This post has been hard to write.
It’s written from the point of feeling in a way that I wish I didn’t. From a place of guilt, and angst, and wishing I could do better.
Recently I had a weekend with just Bug and Pip, as Boo and Kiwi Dad were away. We had a magical, fun, and intensely calm weekend. There were smiles galore, hugs, care-free childhood moments. There was a deep sense of me relaxing, enjoying, and just being, with Pip and Bug.
And then the Boo returned. Along with the mountain of laundry, came a clearly exceedingly overtired, over-wrought, over-stimulated Boo, who had clearly spent the weekend holding his quirks, tics, and all things ASD, inside resulting in them bursting forth like a surge of flood waters. The peace was shattered with near hysterical crying. The calm suddenly became fraught and a case of quickly shifting up the gears away from relaxation and in to crisis management. He lost the ability to speak normally, instead doing his echolalia, and highly irritating ‘stupido’ talk. He couldn’t listen, couldn’t process, and dominated the household. He was too tired to unwind to sleep. I was caught utterly off guard so took it all personally.
After eventually getting him off to bed, the next morning I was woken to him again with ‘stupido’ voice, waking me up with questions that were entirely non-urgent yet being treated like they were life or death. The next two hours was a hell of strange walks, semi-meltdowns, inability to listen, and a whole heap of stimming. None of the usual sensory calm down methods worked.
I, by now, was feeling highly resentful and like a coiled spring myself. My calm, my joy had been ripped away from me. I had missed this child intensely, and yet here he was, pure and simple hard-work. The eggshells were back, scattered all over so they were impossible to avoid. I hadn’t seen the joy of his weekend away – the ‘good’ bits – yet here I was picking up the pieces. Much that I wish I didn’t, yes I did feel resentful. I felt deeply upset, and stressed.
How could I have missed this child so much and now wish he was away again? How could I have closed the door of his empty room just 24 hours before wistfully missing that slumbering stolen kiss goodnight when now I wanted him anywhere but here?
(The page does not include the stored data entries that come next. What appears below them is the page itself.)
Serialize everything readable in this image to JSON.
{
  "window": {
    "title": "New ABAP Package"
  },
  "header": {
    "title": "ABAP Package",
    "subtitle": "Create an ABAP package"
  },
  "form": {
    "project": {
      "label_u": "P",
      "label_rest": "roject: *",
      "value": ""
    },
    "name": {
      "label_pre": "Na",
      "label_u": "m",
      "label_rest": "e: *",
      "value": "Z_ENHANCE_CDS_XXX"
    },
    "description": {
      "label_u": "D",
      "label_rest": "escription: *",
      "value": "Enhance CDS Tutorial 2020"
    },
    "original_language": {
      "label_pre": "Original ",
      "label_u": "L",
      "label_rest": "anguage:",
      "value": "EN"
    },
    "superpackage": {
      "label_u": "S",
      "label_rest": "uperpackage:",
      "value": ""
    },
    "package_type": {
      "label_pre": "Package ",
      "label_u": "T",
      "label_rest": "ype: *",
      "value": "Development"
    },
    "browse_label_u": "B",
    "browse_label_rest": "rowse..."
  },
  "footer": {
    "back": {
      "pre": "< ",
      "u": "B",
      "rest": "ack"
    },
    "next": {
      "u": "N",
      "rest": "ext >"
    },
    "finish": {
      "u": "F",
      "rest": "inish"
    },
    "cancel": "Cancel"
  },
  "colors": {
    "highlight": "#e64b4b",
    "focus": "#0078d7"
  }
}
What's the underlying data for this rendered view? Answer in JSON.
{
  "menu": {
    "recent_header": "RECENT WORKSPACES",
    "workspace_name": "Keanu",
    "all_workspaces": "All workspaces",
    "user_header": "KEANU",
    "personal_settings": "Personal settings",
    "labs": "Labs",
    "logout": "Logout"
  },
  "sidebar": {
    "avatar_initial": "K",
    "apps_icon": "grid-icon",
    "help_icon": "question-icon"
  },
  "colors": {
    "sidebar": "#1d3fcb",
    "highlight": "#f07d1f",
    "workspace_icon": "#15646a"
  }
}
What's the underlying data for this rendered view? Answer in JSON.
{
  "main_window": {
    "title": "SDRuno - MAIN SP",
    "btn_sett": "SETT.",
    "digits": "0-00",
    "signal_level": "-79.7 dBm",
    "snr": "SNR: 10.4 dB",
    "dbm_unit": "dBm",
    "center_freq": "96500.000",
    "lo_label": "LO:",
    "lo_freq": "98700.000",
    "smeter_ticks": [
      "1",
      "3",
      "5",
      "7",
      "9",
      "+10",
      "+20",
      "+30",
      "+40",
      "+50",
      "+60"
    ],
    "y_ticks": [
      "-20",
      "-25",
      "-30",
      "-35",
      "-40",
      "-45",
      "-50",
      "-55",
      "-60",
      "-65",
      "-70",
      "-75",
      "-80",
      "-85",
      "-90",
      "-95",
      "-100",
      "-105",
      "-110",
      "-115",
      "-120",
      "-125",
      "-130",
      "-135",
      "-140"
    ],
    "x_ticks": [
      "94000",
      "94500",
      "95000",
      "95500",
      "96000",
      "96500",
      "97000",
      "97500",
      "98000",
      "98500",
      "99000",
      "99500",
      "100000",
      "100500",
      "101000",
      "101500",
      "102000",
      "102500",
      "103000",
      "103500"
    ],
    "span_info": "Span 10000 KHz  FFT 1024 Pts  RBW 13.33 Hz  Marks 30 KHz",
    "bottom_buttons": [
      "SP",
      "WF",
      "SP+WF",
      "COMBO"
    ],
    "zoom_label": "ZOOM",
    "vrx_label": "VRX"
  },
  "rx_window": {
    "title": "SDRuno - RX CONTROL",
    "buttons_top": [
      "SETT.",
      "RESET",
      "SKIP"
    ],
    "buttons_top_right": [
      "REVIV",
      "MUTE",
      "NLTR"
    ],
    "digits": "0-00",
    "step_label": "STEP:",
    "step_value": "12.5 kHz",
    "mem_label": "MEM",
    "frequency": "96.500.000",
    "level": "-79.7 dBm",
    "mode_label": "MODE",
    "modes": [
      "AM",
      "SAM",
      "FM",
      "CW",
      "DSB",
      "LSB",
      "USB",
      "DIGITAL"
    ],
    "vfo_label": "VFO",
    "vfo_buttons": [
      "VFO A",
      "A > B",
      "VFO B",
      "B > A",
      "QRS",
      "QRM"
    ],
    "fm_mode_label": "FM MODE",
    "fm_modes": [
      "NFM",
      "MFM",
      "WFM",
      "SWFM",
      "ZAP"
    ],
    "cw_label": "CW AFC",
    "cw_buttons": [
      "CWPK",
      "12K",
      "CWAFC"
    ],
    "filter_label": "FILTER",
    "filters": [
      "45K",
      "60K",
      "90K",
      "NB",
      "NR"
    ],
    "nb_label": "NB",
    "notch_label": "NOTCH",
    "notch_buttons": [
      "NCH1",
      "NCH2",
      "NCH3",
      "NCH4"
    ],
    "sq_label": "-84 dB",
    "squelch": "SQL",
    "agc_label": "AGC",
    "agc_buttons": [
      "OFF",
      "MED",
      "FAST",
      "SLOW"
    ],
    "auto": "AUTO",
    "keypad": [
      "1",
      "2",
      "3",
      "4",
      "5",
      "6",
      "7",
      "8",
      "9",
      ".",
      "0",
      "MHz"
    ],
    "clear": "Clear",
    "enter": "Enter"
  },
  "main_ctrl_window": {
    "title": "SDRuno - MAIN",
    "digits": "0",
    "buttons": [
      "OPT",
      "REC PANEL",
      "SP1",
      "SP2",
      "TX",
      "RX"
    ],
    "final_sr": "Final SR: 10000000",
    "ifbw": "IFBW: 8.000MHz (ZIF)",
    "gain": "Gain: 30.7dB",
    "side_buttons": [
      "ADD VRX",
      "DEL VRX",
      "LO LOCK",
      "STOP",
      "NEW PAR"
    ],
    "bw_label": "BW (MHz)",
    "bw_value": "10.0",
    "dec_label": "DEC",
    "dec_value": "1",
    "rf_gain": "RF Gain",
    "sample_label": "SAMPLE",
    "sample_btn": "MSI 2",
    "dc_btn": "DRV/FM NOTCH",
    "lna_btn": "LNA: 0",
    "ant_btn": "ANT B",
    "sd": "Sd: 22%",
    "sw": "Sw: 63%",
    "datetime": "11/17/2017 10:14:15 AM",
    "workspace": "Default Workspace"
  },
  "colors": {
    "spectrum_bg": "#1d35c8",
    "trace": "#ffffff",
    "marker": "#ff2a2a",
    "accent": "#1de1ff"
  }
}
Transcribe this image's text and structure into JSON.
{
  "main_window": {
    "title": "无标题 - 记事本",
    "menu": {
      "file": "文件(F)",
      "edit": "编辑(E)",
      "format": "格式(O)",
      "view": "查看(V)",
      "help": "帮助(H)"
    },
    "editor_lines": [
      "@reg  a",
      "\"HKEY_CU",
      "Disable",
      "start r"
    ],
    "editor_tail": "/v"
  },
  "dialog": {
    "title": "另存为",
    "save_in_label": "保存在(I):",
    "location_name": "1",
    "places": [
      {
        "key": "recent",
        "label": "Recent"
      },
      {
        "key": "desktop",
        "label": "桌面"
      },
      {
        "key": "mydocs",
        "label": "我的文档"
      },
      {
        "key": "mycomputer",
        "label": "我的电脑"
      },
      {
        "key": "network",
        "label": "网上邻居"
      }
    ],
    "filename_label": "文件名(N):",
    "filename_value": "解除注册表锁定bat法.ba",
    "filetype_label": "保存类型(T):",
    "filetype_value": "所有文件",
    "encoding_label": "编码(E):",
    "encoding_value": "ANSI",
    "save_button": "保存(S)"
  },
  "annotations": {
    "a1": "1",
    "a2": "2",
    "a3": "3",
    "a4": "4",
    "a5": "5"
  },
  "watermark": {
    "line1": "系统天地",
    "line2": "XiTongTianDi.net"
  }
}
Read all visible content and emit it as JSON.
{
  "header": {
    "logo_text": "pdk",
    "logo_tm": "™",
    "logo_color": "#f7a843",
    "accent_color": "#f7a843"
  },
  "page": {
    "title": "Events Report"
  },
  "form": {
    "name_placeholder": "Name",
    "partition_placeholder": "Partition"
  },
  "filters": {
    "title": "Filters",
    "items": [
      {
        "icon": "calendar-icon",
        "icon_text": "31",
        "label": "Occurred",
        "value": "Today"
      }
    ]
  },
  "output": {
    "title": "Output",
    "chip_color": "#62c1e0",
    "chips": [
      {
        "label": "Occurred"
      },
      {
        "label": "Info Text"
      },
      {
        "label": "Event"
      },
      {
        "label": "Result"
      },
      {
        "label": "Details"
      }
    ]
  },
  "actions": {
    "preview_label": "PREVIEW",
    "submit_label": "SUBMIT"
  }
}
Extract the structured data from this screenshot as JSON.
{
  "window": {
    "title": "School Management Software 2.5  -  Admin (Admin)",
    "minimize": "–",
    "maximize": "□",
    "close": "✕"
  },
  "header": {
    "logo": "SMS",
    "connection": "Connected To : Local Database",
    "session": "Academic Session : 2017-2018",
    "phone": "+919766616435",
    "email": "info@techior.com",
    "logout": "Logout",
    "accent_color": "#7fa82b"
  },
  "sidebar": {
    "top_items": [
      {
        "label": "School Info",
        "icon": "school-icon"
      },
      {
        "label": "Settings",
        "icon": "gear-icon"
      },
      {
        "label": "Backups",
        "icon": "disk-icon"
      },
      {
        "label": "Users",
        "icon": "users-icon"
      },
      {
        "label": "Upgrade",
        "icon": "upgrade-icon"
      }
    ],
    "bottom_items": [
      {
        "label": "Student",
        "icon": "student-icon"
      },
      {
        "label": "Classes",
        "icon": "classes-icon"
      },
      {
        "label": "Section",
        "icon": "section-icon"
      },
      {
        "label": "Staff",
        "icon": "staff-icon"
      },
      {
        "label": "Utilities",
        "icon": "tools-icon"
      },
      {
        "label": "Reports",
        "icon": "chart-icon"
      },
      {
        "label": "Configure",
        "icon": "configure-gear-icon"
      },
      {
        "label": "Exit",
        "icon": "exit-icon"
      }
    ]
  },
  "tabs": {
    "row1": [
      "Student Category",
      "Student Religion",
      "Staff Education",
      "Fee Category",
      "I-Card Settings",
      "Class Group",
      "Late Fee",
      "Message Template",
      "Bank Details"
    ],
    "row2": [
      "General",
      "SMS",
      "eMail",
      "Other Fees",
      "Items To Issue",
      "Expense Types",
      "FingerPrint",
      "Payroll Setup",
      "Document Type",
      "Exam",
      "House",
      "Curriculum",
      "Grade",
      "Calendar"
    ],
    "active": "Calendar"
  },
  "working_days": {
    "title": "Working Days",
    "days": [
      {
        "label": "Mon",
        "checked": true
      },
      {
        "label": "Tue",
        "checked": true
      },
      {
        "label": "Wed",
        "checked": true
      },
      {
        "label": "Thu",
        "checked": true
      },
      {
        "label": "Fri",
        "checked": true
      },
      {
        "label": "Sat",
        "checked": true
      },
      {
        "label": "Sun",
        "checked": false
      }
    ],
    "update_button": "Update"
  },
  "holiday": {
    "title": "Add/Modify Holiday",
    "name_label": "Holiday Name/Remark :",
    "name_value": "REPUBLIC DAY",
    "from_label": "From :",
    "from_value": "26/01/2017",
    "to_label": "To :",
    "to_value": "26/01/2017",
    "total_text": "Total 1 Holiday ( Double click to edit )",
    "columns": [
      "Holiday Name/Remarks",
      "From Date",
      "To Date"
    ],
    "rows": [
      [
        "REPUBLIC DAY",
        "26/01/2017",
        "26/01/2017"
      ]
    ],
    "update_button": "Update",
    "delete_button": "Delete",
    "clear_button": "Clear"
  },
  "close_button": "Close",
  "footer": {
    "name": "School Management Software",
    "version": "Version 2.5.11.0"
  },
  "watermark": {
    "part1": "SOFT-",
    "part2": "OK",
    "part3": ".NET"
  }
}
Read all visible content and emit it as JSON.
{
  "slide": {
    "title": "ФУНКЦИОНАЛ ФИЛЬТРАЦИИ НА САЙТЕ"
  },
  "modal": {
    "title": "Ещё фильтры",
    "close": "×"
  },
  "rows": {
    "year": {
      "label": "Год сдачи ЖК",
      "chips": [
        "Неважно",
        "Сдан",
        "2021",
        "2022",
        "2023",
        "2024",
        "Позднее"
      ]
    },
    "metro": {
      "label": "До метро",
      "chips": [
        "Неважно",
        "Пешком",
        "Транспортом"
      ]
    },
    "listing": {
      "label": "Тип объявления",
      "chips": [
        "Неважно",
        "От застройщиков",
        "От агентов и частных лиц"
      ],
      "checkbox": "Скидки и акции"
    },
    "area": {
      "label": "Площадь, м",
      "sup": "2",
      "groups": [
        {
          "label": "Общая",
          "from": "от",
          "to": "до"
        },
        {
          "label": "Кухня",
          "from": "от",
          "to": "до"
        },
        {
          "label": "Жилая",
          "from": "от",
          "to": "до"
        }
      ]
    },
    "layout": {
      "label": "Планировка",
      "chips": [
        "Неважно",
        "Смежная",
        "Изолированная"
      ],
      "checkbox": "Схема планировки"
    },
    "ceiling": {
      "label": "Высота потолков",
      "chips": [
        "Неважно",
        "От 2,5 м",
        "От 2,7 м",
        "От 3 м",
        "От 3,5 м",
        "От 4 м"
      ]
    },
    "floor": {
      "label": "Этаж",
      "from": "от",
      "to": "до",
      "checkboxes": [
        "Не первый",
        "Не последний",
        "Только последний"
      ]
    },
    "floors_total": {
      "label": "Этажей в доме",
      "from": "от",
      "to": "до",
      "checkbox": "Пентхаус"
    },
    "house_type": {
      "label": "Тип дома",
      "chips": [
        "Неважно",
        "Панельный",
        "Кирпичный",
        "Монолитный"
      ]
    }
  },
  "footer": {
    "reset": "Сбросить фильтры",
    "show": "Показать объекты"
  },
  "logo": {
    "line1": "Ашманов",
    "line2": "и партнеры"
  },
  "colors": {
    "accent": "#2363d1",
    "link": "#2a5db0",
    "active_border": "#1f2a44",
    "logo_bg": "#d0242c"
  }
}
How could I profess to love this boy so much, yet right now hate everything that was happening?
That’s Autism for you. There’s no even keel of emotions, or life in general. It’s intense, it’s painful, it’s downright distressing. It’s treading on eggshells over and over. You don’t even realise how much it affects every tiny facet of life from how you call your children to dinner, to how you cut a sandwich. You don’t realise that every moment of every day is completely and utterly consumed with life management to enable them to cope, until you don’t have to do it for a few days. You don’t realise the stress those constant demands put on you, because you just have to do it. It’s your reality.
So, for the sake of everyone I need to shake off that resentment. It’s our reality and this kid is amazing. It’s our dynamic and we make it work.